Described recombinant vectors is specially and DNA molecular described in Claims 2 or 3 is inserted expression vector, obtains the carrier of expressing protein described in claim 1.

5. the primer pair of DNA molecular or its any fragment described in Claims 2 or 3 of increasing.

6. the DNA molecular described in protein according to claim 1, Claims 2 or 3 or the application in regulating plant resistance of reverse or regulating plant oxidation-resistance of recombinant vectors according to claim 4, expression cassette, transgenic cell line or recombinant bacterium.

7. application according to claim 6, is characterized in that: described resistance of reverse is salt tolerance and/or drought tolerance;

Described plant is dicotyledons or monocotyledons; Described dicotyledons is specially Arabidopis thaliana.

8. cultivate a method for transgenic plant, be that DNA molecular described in Claims 2 or 3 is imported in object plant, obtain transgenic plant; The resistance of reverse of described transgenic plant and/or oxidation-resistance are higher than described object plant.

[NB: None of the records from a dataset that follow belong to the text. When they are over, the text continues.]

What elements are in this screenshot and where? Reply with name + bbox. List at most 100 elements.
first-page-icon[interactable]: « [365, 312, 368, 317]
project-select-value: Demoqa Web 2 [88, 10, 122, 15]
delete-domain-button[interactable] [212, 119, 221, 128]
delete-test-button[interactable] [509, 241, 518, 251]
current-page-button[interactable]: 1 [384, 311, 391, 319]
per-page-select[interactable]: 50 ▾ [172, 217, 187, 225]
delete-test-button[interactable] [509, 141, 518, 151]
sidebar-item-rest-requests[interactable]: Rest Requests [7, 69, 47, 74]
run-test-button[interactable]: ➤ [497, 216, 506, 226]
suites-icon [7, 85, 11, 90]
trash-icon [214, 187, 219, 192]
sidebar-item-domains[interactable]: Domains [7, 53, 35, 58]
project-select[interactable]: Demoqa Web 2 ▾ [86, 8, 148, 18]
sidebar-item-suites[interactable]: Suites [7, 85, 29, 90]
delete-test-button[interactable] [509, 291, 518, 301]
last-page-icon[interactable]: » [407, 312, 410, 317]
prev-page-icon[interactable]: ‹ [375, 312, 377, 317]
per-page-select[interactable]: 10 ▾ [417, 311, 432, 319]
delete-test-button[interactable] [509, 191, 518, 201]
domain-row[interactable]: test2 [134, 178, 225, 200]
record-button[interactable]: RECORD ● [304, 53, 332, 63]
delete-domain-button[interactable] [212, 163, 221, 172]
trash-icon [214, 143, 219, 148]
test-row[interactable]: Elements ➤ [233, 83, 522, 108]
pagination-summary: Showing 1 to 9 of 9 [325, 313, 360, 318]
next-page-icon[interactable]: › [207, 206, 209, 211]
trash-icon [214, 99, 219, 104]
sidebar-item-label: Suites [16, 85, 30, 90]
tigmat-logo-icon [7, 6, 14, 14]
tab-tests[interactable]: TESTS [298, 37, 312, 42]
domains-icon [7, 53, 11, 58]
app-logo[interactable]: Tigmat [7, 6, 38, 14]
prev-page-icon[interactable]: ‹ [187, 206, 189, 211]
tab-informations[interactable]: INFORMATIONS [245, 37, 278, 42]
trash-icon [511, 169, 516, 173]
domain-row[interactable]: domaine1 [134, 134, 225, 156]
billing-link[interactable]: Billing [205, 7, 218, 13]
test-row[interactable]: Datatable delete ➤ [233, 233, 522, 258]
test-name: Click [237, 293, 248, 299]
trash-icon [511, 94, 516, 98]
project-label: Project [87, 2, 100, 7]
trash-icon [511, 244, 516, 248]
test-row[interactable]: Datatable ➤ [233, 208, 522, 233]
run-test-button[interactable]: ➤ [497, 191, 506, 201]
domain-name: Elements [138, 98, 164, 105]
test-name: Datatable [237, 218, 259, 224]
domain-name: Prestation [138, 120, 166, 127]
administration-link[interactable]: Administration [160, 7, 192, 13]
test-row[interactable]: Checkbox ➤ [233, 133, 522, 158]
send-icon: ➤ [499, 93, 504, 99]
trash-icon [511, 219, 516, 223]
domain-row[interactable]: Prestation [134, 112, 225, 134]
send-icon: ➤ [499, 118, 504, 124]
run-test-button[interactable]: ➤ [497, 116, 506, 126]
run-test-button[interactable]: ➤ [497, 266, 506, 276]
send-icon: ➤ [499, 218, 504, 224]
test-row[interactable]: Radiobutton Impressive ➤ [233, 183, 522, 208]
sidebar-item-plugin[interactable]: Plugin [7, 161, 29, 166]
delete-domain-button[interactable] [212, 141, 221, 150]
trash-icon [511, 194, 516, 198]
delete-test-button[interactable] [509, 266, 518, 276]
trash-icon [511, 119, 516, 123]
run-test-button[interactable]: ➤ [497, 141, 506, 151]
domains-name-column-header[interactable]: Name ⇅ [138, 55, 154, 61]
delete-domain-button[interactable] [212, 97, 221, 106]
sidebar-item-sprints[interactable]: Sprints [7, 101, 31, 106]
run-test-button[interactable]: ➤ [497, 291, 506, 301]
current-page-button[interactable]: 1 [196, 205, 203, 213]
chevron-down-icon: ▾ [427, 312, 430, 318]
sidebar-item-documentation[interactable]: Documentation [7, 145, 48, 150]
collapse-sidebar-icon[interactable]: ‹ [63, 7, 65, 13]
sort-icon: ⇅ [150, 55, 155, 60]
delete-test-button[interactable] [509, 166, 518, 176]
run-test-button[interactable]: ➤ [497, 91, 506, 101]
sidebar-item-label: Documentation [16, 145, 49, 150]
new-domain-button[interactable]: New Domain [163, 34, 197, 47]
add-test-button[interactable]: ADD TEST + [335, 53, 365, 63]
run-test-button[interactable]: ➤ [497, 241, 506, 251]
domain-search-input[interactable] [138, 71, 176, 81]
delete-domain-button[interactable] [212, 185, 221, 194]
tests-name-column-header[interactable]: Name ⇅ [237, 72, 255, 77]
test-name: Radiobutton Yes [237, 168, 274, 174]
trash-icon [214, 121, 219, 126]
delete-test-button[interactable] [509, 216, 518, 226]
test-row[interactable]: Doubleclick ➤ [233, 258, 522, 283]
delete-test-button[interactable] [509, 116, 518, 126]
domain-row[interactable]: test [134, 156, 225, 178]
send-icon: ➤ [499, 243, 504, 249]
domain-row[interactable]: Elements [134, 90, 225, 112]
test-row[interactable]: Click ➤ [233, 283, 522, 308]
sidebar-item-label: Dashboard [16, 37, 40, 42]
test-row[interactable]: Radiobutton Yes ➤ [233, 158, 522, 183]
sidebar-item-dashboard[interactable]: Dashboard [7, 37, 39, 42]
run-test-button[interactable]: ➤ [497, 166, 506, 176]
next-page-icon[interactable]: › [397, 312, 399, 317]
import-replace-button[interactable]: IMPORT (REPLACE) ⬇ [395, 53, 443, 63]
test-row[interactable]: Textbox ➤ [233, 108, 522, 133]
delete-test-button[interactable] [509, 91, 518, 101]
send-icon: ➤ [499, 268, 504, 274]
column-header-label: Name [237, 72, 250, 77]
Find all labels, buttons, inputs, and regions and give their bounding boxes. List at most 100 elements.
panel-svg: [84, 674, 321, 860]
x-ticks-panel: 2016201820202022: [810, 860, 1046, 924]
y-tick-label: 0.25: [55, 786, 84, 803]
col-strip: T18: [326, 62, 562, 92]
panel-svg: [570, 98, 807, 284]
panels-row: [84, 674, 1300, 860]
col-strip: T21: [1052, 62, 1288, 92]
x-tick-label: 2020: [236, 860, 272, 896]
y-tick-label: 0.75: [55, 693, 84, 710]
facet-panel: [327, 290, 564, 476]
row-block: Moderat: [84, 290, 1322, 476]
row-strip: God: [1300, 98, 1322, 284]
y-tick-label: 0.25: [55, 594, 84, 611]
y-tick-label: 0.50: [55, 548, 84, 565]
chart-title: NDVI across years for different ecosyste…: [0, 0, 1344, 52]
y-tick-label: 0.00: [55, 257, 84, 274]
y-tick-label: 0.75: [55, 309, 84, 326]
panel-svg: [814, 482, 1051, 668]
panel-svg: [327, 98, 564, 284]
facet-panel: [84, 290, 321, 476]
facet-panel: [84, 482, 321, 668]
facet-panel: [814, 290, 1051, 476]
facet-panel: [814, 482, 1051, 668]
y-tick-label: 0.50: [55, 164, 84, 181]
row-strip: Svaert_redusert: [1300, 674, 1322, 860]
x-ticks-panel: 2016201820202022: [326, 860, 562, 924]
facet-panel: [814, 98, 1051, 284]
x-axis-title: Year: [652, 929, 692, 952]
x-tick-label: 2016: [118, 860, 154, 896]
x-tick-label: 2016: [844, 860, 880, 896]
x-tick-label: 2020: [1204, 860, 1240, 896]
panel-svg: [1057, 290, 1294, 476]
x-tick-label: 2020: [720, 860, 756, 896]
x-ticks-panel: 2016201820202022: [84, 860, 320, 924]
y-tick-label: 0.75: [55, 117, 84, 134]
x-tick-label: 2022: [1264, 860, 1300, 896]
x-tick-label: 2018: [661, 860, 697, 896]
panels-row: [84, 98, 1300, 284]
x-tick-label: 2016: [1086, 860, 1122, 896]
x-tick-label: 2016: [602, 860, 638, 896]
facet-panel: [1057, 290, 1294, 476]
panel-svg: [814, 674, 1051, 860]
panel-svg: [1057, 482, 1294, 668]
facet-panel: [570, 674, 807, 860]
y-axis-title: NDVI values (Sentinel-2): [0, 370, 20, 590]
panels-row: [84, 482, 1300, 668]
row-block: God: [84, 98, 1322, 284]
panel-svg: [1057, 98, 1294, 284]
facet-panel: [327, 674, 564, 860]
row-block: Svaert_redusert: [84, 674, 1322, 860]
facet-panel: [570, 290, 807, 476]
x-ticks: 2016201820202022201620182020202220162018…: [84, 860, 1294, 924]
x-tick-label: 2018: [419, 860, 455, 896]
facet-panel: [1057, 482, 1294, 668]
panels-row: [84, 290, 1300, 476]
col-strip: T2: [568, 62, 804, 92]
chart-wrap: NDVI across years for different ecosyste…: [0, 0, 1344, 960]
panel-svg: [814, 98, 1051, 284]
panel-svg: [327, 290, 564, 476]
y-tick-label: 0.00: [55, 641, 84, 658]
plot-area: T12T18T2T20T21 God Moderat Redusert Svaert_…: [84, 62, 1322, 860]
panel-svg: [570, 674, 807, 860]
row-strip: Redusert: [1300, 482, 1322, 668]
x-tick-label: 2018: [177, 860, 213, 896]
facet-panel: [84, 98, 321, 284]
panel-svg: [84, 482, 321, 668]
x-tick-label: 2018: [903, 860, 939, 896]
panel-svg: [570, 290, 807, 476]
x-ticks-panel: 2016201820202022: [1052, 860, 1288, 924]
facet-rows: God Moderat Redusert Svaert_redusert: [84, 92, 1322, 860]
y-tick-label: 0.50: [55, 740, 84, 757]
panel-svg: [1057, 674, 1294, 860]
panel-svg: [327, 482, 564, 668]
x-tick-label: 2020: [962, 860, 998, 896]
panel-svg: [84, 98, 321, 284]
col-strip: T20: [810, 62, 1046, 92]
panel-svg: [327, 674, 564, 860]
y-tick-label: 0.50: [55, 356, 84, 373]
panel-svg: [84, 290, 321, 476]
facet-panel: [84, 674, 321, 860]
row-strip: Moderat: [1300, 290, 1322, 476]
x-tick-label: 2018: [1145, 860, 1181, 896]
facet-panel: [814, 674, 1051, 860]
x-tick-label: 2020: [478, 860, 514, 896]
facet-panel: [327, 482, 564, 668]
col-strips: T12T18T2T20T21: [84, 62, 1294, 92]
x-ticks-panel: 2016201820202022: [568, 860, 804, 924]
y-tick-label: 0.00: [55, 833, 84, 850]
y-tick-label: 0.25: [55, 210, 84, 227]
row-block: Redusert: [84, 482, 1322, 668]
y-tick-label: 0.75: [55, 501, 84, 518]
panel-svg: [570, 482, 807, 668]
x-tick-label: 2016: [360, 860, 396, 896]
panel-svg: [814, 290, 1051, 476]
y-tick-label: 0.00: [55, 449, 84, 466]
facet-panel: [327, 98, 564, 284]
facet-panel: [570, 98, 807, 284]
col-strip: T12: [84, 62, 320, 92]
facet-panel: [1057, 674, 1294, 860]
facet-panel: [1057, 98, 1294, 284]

9. method according to claim 8, is characterized in that: DNA molecular described in Claims 2 or 3 imports described object plant by recombinant vectors described in claim 4;

Described resistance of reverse is drought tolerance and/or salt tolerance;

Described object plant is dicotyledons or monocotyledons; Described dicotyledons is specially Arabidopis thaliana.

10. albumen described in claim 1 is as the application of transcription factor.